Essa escolha, em retrospecto, parece um pouco estranha, por ser tanto uma expressão da compreensão diferenciada da Microsoft sobre o pântano ético em que entrou quanto uma prova de que os técnicos não prestam muita atenção nas aulas de inglês. Na mitologia clássica, Prometeu é o deus do fogo e, em certo sentido, o fundador da civilização, tendo passado a capacidade de fazer fogo para o restante de nós. Mas, como punição por ter roubado a tecnologia do Monte Olimpo, ele acaba acorrentado a uma rocha onde, todos os dias, uma águia pousa e come seu fígado. Para maximizar seu sofrimento, o fígado se regenera todas as noites.
Em fevereiro passado, Nadella ficou na frente de um grupo de repórteres e analistas e apresentou o chatbot Bing, que poderia esboçar mensagens sinceras, listas de compras e até mesmo planos de férias sem fazer os usuários clicarem em outras páginas da web. “Uma corrida começa hoje”, disse ele, sinalizando a intenção de levar chatbots semelhantes a outros produtos da Microsoft, “e vamos nos mover rapidamente”. Ele continuou: “Todos os dias queremos trazer coisas novas”.
Para os investidores, era óbvio que um mecanismo de busca que fornece suas próprias respostas em vez de links seria uma calamidade para o negócio de publicidade do Google, que depende da cobrança de determinados links. As ações da Microsoft dispararam, enquanto as da controladora do Google, Alphabet, caíram. Lá, os gerentes declararam recentemente um “código vermelho” e ordenaram aos funcionários que adicionassem freneticamente IA a todos os seus produtos em questão de meses. “Estamos jogando espaguete na parede”, disse um funcionário do Google à Bloomberg Businessweek em março. “Mas não está nem perto do que é necessário para transformar a empresa e ser competitiva.” O Google disse que tudo isso é apenas parte do processo normal de P&D.
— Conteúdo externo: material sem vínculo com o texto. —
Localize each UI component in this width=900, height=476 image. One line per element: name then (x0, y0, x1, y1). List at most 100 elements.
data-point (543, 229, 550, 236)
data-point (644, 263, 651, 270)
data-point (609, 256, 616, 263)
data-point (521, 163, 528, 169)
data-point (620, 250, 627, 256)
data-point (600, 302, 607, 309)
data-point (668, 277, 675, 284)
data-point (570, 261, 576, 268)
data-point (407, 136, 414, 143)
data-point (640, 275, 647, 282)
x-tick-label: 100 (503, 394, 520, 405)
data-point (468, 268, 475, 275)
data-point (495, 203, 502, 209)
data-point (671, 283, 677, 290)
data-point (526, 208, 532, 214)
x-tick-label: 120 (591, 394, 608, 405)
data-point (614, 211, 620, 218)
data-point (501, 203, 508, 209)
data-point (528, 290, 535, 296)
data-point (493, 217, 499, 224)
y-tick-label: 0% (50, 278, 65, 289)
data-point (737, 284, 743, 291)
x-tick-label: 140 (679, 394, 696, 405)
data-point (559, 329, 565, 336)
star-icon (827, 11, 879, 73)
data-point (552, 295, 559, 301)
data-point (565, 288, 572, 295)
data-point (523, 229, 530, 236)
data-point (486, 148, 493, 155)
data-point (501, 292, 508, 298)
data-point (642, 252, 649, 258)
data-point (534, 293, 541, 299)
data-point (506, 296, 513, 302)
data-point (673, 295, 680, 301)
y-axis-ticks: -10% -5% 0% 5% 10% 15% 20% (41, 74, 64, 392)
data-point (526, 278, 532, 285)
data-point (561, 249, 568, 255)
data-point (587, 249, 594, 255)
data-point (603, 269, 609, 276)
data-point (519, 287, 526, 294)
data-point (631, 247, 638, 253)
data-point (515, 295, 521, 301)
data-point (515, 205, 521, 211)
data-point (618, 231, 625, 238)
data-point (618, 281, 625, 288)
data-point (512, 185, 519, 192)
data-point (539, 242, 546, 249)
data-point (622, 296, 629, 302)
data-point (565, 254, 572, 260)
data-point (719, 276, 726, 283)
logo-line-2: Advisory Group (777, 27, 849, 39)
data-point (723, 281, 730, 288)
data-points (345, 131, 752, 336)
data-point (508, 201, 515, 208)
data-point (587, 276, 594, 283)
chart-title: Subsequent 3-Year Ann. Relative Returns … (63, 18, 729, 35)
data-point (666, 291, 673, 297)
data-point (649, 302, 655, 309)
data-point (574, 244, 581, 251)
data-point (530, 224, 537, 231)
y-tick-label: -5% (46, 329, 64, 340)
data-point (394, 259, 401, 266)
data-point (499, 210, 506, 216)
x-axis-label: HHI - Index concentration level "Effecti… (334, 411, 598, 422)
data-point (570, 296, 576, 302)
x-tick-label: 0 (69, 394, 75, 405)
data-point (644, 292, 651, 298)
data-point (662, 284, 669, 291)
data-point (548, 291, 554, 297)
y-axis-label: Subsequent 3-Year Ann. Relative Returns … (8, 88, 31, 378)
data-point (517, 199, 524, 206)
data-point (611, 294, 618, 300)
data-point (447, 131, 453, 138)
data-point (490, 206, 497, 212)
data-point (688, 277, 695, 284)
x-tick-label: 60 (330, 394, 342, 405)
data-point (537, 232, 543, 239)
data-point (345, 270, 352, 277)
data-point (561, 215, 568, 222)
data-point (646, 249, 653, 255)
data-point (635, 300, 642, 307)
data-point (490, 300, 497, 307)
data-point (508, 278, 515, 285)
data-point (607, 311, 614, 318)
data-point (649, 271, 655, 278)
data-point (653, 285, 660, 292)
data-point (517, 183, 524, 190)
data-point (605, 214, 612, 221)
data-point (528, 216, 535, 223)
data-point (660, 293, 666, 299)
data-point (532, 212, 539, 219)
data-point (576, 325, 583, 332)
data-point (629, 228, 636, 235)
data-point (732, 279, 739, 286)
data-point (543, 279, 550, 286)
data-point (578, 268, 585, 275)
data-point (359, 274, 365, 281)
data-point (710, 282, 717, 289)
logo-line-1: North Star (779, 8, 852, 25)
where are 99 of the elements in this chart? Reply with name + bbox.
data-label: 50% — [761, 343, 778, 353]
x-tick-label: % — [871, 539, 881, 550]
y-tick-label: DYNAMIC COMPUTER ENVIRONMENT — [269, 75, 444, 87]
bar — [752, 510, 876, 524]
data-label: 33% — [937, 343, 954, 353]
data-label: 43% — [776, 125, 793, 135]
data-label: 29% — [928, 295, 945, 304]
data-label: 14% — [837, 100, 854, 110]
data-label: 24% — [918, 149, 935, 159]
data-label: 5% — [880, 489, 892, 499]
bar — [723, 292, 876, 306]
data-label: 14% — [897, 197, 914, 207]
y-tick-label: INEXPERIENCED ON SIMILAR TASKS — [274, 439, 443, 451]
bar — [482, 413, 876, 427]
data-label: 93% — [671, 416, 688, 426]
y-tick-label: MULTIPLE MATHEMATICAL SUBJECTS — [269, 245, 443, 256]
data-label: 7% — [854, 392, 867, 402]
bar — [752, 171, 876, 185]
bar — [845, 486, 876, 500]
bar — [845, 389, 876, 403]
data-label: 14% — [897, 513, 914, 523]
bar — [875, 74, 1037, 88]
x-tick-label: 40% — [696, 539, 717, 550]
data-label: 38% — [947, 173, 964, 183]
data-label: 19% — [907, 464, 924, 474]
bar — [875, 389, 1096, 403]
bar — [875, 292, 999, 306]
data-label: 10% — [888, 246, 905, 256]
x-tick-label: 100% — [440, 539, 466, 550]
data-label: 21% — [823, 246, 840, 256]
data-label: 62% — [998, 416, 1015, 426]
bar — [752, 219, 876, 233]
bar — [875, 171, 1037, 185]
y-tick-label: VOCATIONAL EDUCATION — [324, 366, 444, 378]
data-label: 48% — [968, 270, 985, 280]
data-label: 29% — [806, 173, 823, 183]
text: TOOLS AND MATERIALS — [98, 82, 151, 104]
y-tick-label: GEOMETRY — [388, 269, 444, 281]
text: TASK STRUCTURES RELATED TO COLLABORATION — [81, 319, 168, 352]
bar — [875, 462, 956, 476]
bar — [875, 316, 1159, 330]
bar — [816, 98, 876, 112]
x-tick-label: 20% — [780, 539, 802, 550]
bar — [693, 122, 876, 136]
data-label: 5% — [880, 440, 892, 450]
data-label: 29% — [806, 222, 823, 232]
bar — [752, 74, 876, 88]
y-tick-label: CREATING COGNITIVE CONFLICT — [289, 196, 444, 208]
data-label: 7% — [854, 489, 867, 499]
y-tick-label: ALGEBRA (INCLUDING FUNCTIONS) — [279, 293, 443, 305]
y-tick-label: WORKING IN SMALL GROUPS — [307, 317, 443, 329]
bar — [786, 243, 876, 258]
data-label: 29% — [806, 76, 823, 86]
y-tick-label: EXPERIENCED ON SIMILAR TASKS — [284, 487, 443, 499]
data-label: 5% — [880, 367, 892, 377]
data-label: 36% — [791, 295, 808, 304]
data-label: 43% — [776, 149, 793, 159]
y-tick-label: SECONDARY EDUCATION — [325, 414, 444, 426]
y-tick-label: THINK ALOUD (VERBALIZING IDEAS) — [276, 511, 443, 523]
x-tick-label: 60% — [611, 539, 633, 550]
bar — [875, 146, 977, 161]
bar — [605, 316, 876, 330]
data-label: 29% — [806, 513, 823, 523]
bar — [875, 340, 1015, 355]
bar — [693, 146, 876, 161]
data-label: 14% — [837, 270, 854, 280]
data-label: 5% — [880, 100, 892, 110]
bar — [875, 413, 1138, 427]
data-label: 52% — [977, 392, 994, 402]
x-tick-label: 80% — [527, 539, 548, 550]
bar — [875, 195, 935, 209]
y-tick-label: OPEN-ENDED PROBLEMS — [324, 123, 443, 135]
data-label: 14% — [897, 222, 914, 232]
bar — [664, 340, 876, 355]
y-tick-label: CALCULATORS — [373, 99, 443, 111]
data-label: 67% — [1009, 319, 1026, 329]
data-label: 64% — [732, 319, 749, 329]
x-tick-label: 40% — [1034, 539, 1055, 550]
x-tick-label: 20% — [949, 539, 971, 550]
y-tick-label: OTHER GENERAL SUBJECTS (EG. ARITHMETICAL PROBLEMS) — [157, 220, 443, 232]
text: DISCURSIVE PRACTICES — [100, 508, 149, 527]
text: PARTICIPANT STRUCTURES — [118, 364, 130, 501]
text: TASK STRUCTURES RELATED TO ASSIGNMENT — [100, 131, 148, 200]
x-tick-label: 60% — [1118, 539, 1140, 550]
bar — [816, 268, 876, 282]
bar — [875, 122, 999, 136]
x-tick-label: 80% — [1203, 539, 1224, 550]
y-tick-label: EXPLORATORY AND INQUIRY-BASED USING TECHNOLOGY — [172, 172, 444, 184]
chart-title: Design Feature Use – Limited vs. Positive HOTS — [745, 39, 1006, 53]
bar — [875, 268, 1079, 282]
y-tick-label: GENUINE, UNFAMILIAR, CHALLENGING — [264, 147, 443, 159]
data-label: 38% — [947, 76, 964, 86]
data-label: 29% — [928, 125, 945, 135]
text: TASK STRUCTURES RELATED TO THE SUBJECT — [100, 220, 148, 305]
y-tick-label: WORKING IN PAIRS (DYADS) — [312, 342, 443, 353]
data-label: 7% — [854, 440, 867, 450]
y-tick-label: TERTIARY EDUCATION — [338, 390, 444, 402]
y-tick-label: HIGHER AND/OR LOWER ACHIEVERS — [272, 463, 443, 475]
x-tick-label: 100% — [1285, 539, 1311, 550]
Após o anúncio da IA, a SimilarWeb registrou um aumento de aproximadamente 15% no uso do Bing, um fato impressionante em um mercado estagnado há uma década. Mas a atenção não foi totalmente positiva. Os usuários perceberam que o chatbot do Bing, como o da OpenAI, era propenso a falar bobagens. E, se criticado por entender fatos errados ou inventar coisas, o bot do Bing tendia a ficar dramaticamente mais estranho, tendo dito ao Verge que estava espionando os funcionários da Microsoft por meio de suas webcams. Ao falar com um analista de tecnologia popular, o aplicativo experimentou uma fantasia de vingança, possivelmente inspirada no Homem-Aranha, envolvendo um alter ego vilão chamado Venom.
Essas falhas graves não diminuíram a corrida da Microsoft para incorporar a mesma tecnologia em seu outro software. O Microsoft 365, a suíte de escritório, tem cerca de 400 milhões de assinantes pagos, incluindo as maiores empresas, forças armadas e governos do mundo. Pense no dano que Venom e Sydney podem causar a cálculos de engenharia de vida ou morte, não obstante os comunicados corporativos à imprensa se algum humano preguiçoso não os verificar novamente.